The Council on Latin American Studies at the Yale Center for International and Area Studies and the department of Spanish and Portuguese will host a festival of films from and about Brazil. The films, in Portuguese with English subtitles, will be shown on Thursdays at 7 p.m. in Rm. 211, Mason Laboratory, 9 Hillhouse Ave. Admission is free, and the public is invited.
The schedule of films follows:
April 2 -- "O Amor Natural" ("Natural Love," 1996), directed by Heddy Honigmann. The film celebrates the work of popular poet Carlos Drummond de Andrade, whose poems remained unpublished during his lifetime because of their erotic content. The film features elderly residents of Rio de Janeiro reading Drummond's poems and commenting on their imagery.
April 9 -- "The Dolphin" (1987), directed by Walter Lima Jr. This film is a mythic tale based on the folk legend of a dolphin who is transformed into a handsome young man when the moon is full.
April 16 -- "Foreign Land" (1995), directed by Walter Salles.
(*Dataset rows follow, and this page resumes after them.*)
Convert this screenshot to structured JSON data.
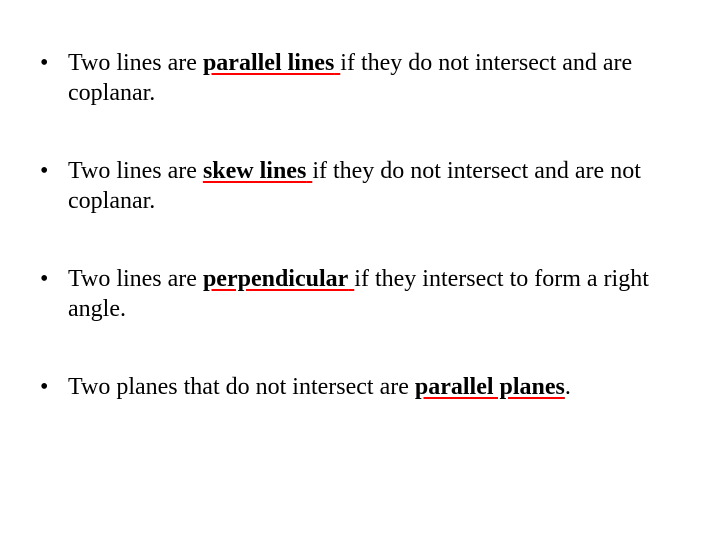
{
  "items": [
    {
      "pre": "Two lines are ",
      "term": "parallel lines",
      "trail": " ",
      "post": "if they do not intersect and are coplanar."
    },
    {
      "pre": "Two lines are ",
      "term": "skew lines",
      "trail": " ",
      "post": "if they do not intersect and are not coplanar."
    },
    {
      "pre": "Two lines are ",
      "term": "perpendicular",
      "trail": " ",
      "post": "if they intersect to form a right angle."
    },
    {
      "pre": "Two planes that do not intersect are ",
      "term": "parallel planes",
      "trail": "",
      "post": "."
    }
  ],
  "colors": {
    "text": "#000000",
    "underline": "#ff0000",
    "background": "#ffffff"
  },
  "font": {
    "family": "Times New Roman",
    "size_pt": 24
  }
}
When Fernando Collor, the first elected president in Brazil, proposed seizing all savings accounts, more than 800,000 young Brazilians emigrated in search of a better life abroad. This film tells the story of Paco and Alex, a young Brazilian man and woman who emigrate to Portugal where they learn the realities of life in another country.
April 23 -- "Taking Aim" (1993), directed by Monica Frota. This film chronicles changes in the Kayapo people of the Brazilian rain forest, who appropriate video technology as a political and cultural weapon.